The Knicks added three players through the draft, most notably combo forward Cleanthony Early out of Wichita State. Early was expected to be a first-round pick so getting him at 34th overall was a great value pick by Phil Jackson. He’s likely to see major minutes as a rookie at both forward spot.
They also brought in Jason Smith, a canter who highlights as one of the league’s best mid-range shooters, using their Mid-Level Exception. Amar’e Stoudemire and Andrea Bargnani cannot be trusted to hold up so, like Dalembert, Smith could be in for big minutes. They also re-signed center Cole Aldrich.
All in all the Knicks made some nice moves and are going to be in position to make a major splash next year once Amar’e is off the books. Having Carmelo keeps them in the hunt for one of the last playoff spots in the East.
Philadelphia 76ers (19-63)For more on Philly, visit The Sixer Sense
The 76ers are likely to be tanking again and that is why they haven’t made any signings. But they added a lot of guys through the draft, though perhaps their two best additions are unlikely to join the team this year.
Joel Embiid was a risk worth taking at #3. He’s a dynamic talent on both ends of the floor and will become another building block for this franchise if his body cooperates. Dario Saric was widely-regarded as one of the best prospects in the draft, and while he’s unlikely to play in the NBA this year, he was also a good risk at #12.
Philly also added KJ McDaniels, Jerami Grant, Vasilije Micic, Pierre Jackson, and Jordan McRae. College hoops fans should also note that the Sixers brought in Aaron Craft and Sean Kilpatrick as undrafted signings. Both are unlikely to make a roster, but it’s a story worth following.

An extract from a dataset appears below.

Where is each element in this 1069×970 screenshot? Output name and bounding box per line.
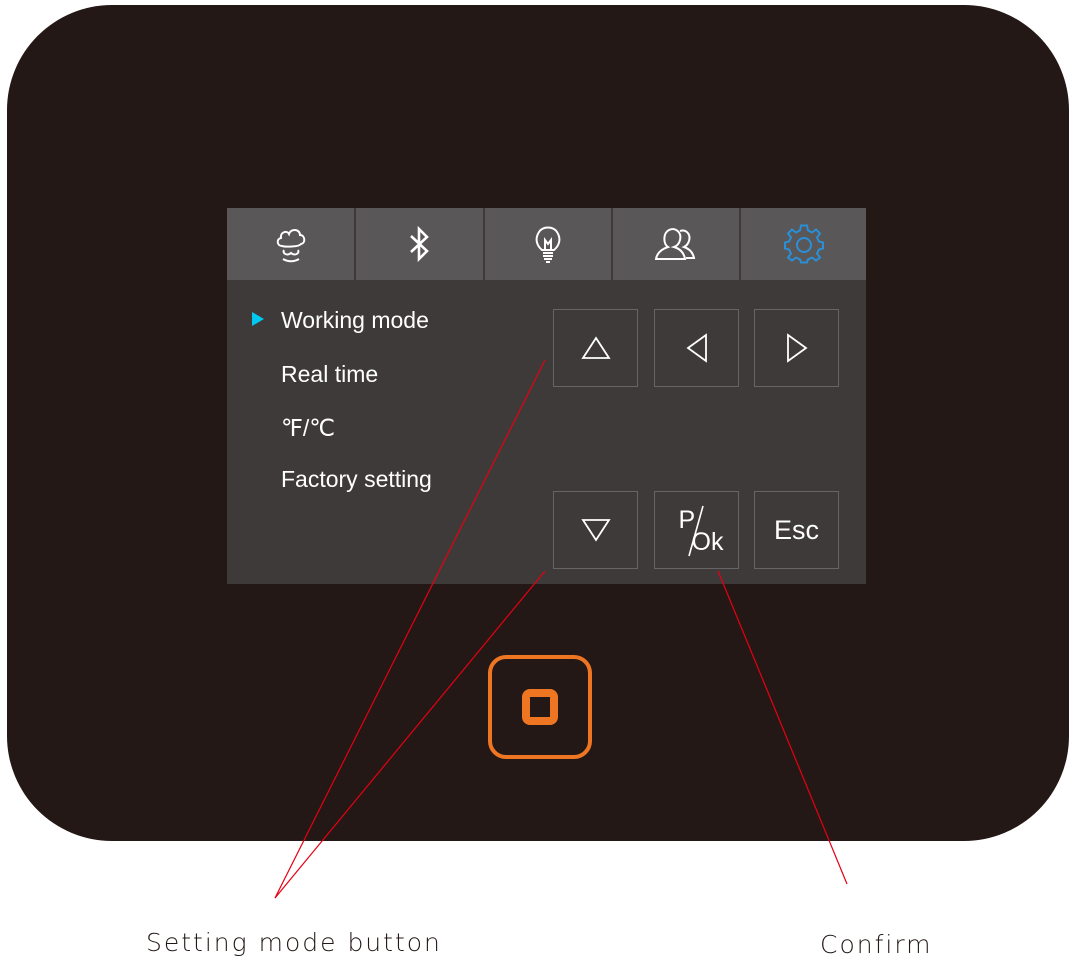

The 76ers are making it abundantly clear that they’re not trying to rush the rebuilding process. It may not be what their fans want to see, but the added a lot of talent this offseason. It just might not impact the win column right away.
If I had to guess, I’d say the division shakes out pretty similar to last year. Toronto should win, they’re simply the best team. Philly will likely be bottom-feeders. The Knicks have a chance to leap the Nets, however, and even the Celtics should be in for some improvement.